Old tricks for abusing purchase cards apparently still in use, audit finds

Internal Revenue Service employees appear to be circumventing the micro-purchasing rules using some old techniques that still work -- until auditors catch on.

Some Internal Revenue Services managers appear to be circumventing the dollar limit on credit card micro-purchasing by splitting the transactions into two or more parts, according to a new federal audit.

Selected IRS employees are allowed to use the micro-purchase credit cards to make authorized purchases of low-cost items such as office supplies and training. Under federal acquisition rules the limit per transaction is $3,000.

However, some IRS employees may have improperly skirted those rules by splitting the purchases into two or more parts. For example, to buy $5,000 worth of office equipment on the card, the purchase could be itemized into two invoices each showing a value of $2,500.

“Our analysis identified 843 potential split purchases involving 3,066 individual transactions made by 437 purchase cardholders,” said the Oct. 11 report from the Treasury Inspector General for Tax Administration.

It's an old trick for getting around rules on spending. In 2002, Linda Calbom, then director of financial management and assurance at GAO, testified of finding splt purchases at the Education department and the Navy. Other audits have found similar tactics in use.

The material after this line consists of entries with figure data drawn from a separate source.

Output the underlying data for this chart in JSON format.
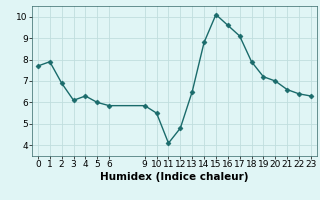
{
  "x": [
    0,
    1,
    2,
    3,
    4,
    5,
    6,
    9,
    10,
    11,
    12,
    13,
    14,
    15,
    16,
    17,
    18,
    19,
    20,
    21,
    22,
    23
  ],
  "y": [
    7.7,
    7.9,
    6.9,
    6.1,
    6.3,
    6.0,
    5.85,
    5.85,
    5.5,
    4.1,
    4.8,
    6.5,
    8.8,
    10.1,
    9.6,
    9.1,
    7.9,
    7.2,
    7.0,
    6.6,
    6.4,
    6.3
  ],
  "line_color": "#1a6b6b",
  "marker_color": "#1a6b6b",
  "bg_color": "#e0f5f5",
  "grid_color": "#c0dede",
  "xlabel": "Humidex (Indice chaleur)",
  "xlabel_fontsize": 7.5,
  "ylim": [
    3.5,
    10.5
  ],
  "xlim": [
    -0.5,
    23.5
  ],
  "yticks": [
    4,
    5,
    6,
    7,
    8,
    9,
    10
  ],
  "xticks": [
    0,
    1,
    2,
    3,
    4,
    5,
    6,
    9,
    10,
    11,
    12,
    13,
    14,
    15,
    16,
    17,
    18,
    19,
    20,
    21,
    22,
    23
  ],
  "tick_fontsize": 6.5,
  "line_width": 1.0,
  "marker_size": 2.5
}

In the current case, the IRS evaluated 368 of those transactions and determined that 37 transactions totaling $48,390 had the potential to be improper split purchases. These included 18 transactions, totaling $16,500, conducted with a single vendor, in a single day, for training classes for a group of employees.

“While the IRS may have had a valid business need to purchase these items, they should have used another procurement method,” the auditors wrote. “When purchases are split in this manner, normal procurement policies and procedures are not followed and the micro-purchase/single-transaction dollar limits are circumvented.”

The auditors also recommended that the IRS review 257 of the identified questionable transactions to determine if they are split purchases.

Overall, the inspector general’s office recommended that the IRS improve its oversight of the employees’ use of credit cards for small purchases. From September 2007 to March 2009, the agency’s 4,270 purchase card holders spent more than $80 million using purchase cards.

In addition to the cases in which the cardholders apparently split transactions to circumvent the $3,000-per-transaction limit, the auditors also found instances in which cardholders made purchases without necessary approvals and without advance verification that funding was available.

J. Russell George, treasury inspector general for tax administration, recommended that the IRS reinforce the guidance prohibiting split-purchase transactions, improve and expand oversight reviews and develop other controls.

IRS officials agreed with the recommendations.